Ditemukan Kejanggalan pada UU Cipta Kerja yang Ditandatangani Jokowi

Presiden Joko Widodo. Foto Setkab

RADARSUKABUMI.com – Presiden Joko Widodo (Jokowi) resmi sudah menandatangani Omninibus Law UU Cipta Kerja.

Kabar itu dibenarkan Staf Khusus Presiden Bidang Hukum, Dini Purwono kepada wartawan, Selasa (3/11/2020).

Bacaan Lainnya

UU sapu jagat itu diberi nomor 11 Tahun 2020 tentang Cipta Kerja.

“Sudah (ditandangani Presiden Jokowi),” ungkap Dini.

Dengan demikian, UU setebal 1.187 halaman itu juga sudah bisa diakses publik.

Caranya, dengan mengunduh melalui laman setneg.go.id.

Dilansir PojokSatu.id dari RMOL, UU Cipta Kerja yang diunggah melalui laman tersebut pada Senin (2/11) kemarin masih terdapat kejanggalan.

Kejanggalan terlihat pada pasal 6 yang berada di halaman 6.

Bunyinya, “peningkatan ekosistem investasi dan kegiatan berusaha sebagaimana dimaksud dalam Pasal 5 ayat (1) huruf a meliputi:”.

Kesalahan terletak pada penyebutan “pasal 5 ayat 1 huruf a”.

Sebab, pasal 5 tidak memiliki turunan ayat dan huruf.

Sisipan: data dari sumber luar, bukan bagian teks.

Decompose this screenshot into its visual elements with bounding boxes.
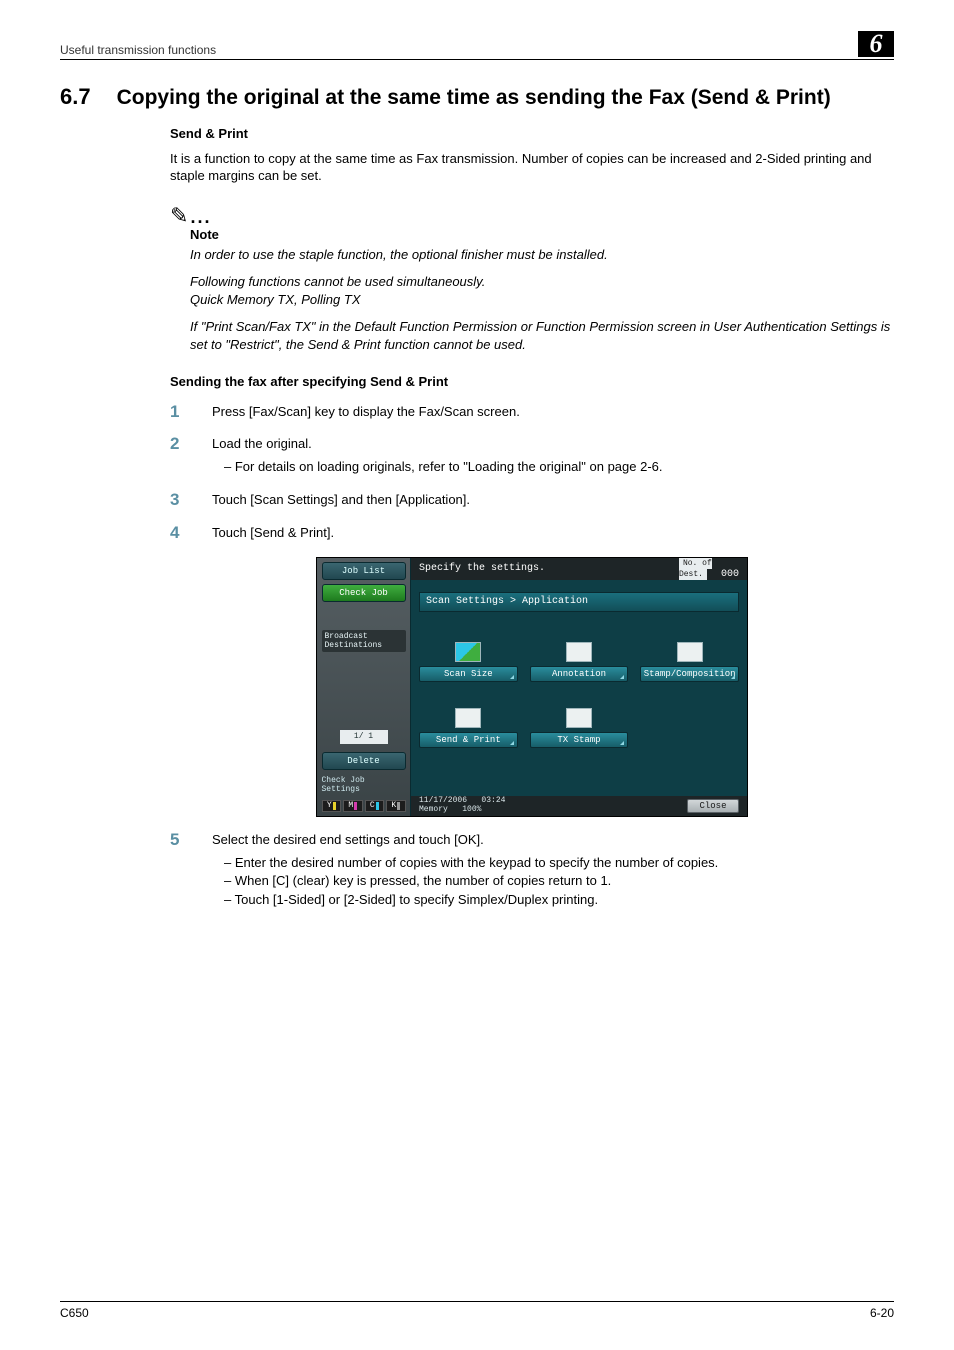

Pasal 5 hanya berbunyi, “ruang lingkup sebagaimana dimaksud dalam Pasal 4 meliputi bidang hukum yang diatur dalam undang-undang terkait”.

UU yang kini total berisi 1.187 halaman dengan 15 bab dan 186 pasal ini memang kerap berubah-ubah jumlah halamannya usai disahkan DPR.

Untuk diketahui, sampai saat ini, Omnibus Law Cipta Kerja masih saja terus mendapat penolakan dari banyak pihak.

Utamanya dari para buruh, pekerja dan mahasiswa.

Mereka menilai, UU sapu jagat itu sangat merugikan masyarakat dan lebih menguntungkan para pengusaha.

Omnibus Law Cipta Kerja sendiri disahkan DPR dan pemeritah melalui rapat paripurna pada Senin (5/10) lalu.

Tujuh fraksi menyatakan setuju. Yakni Fraksi PDIP, Partai Gerindra, Partai Golkar, Partai Nasdem, PKB, PAN dan PPP.

Sementara dua fraksi menolak, yakni Fraksi PKS dan Fraksi Partai Demokrat.

Dalam paripurna tersebut, Partai Demokrat bahkan memutuskna walk out.

Sebagai informasi, Omnibus Law Cipta Kerja sendiri mengalami enam kali perubahan jumlah halaman.

Awalnya, pada Maret, RUU tersebut setebal halaman 1.028.

Jumlah itu kemudian berkurang menjadi 905 halaman saat pengesahan.

Selanjutnya, kembali bertambah menjadi 1.052 halaman pada 9 Oktober.

Perubahan juga terjadi pada 12 Oktober dengan berkurang menjadi ‎1.035 halaman selanjutnya berkurang menjadi 812 halaman.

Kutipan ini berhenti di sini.